Becoming a parent through adoption means embracing a unique, complex, sacred type of parenthood. It’s an additional, specific identity as a parent. We’d argue this isn’t an innate skillset. It takes ongoing, lifelong education and support so you can be best prepared to support your child with the part of their identity that is being an adoptee. Here are our best tips and tricks for finding, navigating, consuming and engaging with adoption education and content:
- Check in with your adoption professional. Hopefully, you worked with your specific professional because you built a certain level of trust with them. If that’s true, then you can likely trust them to point you in the direction of quality ongoing adoption education. Who to listen to and follow. Which books and articles to read. Specific TV shows, movies, documentaries to watch. Podcasts to download and classes/courses to take/purchase. Finding out who your professional recommends is a great place to start!
- Seek out the other voices in the triad. If you’re an adoptive parent, you’re going to want to tune into the birth parents and adoptees sharing their lived experiences. It’s ok to learn from other adoptive parents, too. There’s a lot to gain from those who share your experience and know intimately what you are navigating. Shoot, check in with them in regard to who they are listening to and learning from. They may be one of your best places to find new resources! We just recommend they shouldn’t be your only or primary source of education.
- Compensate birth parents and adoptees for the education they are providing. Birth parents and adoptees share their experiences, knowledge and insight, in hopes of changing adoption for the better for future generations. Your children. This takes time, emotional and physical labor. When possible, compensate them. Buy their books or sign up for their workshops. If they have a venmo, shoot them a few bucks. They deserve every penny and more.
- Stay out of the DMs. You’ll likely start listening, learning and you’ll get excited! You’ll have questions. Before you rush into the DMs of a birth parent or adoptee, really look through the content they’ve already provided. The answer may be there. If they offer consultations, schedule one!
- Find an accountability partner. Life is just more fun with a friend! Find a fellow adoptive parent, read the same book, and then get together at your local coffee shop and discuss. Shoot, start a book club and make it a party! Set up a night to watch an adoption related movie or documentary together. The possibilities are endless.
- Share the resources you love with family and friends. You’re learning so much about adoption. Your inner circle likely does not have the knowledge you do. And, you want them to be able to support your child as well. Share a favorite book or podcast with them! Then, set up a time to meet over coffee and talk about their initial thoughts and reactions.

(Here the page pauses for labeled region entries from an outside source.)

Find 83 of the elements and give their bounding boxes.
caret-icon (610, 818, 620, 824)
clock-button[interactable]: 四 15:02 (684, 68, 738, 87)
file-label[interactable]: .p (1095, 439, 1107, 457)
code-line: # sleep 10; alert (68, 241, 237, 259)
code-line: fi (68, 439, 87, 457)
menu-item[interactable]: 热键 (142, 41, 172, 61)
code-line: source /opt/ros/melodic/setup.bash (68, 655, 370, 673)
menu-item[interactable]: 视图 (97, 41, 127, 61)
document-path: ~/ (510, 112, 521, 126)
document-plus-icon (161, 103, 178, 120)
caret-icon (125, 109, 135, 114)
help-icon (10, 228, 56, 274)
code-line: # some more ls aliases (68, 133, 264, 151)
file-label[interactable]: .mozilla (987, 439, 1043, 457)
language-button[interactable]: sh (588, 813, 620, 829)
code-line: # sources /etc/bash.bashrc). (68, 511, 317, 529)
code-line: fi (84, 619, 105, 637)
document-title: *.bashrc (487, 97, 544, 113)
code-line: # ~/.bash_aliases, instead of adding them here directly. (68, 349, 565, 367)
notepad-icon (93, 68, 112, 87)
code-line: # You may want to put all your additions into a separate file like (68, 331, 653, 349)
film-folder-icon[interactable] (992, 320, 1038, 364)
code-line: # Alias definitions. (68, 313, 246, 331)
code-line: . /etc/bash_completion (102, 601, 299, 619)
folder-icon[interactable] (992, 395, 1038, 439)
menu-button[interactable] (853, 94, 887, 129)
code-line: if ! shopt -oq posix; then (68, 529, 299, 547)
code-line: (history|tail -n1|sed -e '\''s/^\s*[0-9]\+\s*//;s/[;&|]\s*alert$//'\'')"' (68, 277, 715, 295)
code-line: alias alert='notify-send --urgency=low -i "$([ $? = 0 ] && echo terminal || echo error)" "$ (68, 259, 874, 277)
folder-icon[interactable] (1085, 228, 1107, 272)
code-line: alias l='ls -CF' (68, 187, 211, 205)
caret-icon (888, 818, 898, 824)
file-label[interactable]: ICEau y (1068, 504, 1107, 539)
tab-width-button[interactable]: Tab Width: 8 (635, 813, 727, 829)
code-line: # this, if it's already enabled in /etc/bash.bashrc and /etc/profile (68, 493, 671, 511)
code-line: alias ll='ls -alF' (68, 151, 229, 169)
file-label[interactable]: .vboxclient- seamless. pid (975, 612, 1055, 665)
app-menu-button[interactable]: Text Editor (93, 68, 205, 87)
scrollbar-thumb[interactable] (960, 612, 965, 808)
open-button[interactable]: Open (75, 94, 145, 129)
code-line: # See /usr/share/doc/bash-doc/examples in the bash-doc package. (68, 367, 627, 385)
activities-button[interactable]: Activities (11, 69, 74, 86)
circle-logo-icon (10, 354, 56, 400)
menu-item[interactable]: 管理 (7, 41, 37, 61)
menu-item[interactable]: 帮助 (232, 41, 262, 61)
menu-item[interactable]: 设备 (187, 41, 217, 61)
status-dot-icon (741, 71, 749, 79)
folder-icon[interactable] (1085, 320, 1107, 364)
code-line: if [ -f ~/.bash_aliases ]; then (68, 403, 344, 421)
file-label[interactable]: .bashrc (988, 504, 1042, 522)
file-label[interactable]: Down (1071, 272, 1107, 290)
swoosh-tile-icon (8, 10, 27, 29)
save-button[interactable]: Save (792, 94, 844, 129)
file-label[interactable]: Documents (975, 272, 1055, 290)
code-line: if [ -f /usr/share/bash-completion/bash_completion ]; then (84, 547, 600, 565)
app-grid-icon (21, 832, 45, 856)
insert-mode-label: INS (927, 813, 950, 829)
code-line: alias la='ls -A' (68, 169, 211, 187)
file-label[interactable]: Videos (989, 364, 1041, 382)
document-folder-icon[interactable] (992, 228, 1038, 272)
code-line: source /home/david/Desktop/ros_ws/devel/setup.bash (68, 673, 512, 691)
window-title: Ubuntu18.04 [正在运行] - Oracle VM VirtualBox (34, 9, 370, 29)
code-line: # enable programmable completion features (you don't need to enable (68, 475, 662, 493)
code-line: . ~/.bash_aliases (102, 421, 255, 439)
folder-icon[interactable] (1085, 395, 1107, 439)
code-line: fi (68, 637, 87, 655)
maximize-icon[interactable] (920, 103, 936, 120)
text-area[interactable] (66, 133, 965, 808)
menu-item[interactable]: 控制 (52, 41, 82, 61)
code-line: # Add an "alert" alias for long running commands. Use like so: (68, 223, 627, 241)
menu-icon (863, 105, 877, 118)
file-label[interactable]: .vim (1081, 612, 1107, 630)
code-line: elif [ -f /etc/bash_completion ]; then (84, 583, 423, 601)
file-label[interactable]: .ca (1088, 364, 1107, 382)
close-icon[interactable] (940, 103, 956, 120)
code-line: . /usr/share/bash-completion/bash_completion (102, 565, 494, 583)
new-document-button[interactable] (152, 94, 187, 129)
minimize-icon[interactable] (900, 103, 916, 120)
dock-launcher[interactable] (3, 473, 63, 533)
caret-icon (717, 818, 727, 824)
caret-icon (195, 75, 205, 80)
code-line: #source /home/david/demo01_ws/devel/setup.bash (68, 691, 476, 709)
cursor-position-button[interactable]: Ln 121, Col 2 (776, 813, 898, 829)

- Set realistic goals. There is A LOT of adoption education content out there currently. It’s a blessing and a curse. You’ve got great information at your fingertips to help you in your adoption journey, just, pace yourself. It’s a marathon, not a sprint. If you’re a reader, maybe you set the goal of 2-3 adoption themed books per year. If not, your goal might be one. Or maybe, you listen to the audio book instead. Pick one morning each month where you make a cup of tea and scroll through all your adoption follows on social media to see what’s new and trending. Pick one podcast to follow throughout the year as they release new episodes. Important: You do not have to read, follow and listen to it all. It’s just not possible, or healthy.
- Take breaks. Breaks are A OK! Adoption is a heavy, complex topic and it can be overwhelming. Especially, because it’s personal for you. For your child. If you’re finding yourself anxious, overwhelmed, resentful…step away. Clear your head. Take care of yourself. Then, come back to the education in tiny pieces when you’re ready. It will still be there.
- Take inventory. At the end of each year, check back in with yourself. Hold yourself accountable, with a side of grace. Did you reach your goal? Was it too lofty and you need to scale back? Was there a certain format of education you really enjoyed so you’re going to seek that out more in the coming year? Was there something that just didn’t work for you so you’re scrapping it? Did you compensate birth parents and adoptees for their work?
- Have fun! Exploring adoption education does not have to be scary or laborious. Dare we say, it can be fun! There are amazing educators out there, funny ones even, with incredible insight and knowledge. Loosen your grip, open your heart, and enjoy the journey. The possibilities are endless!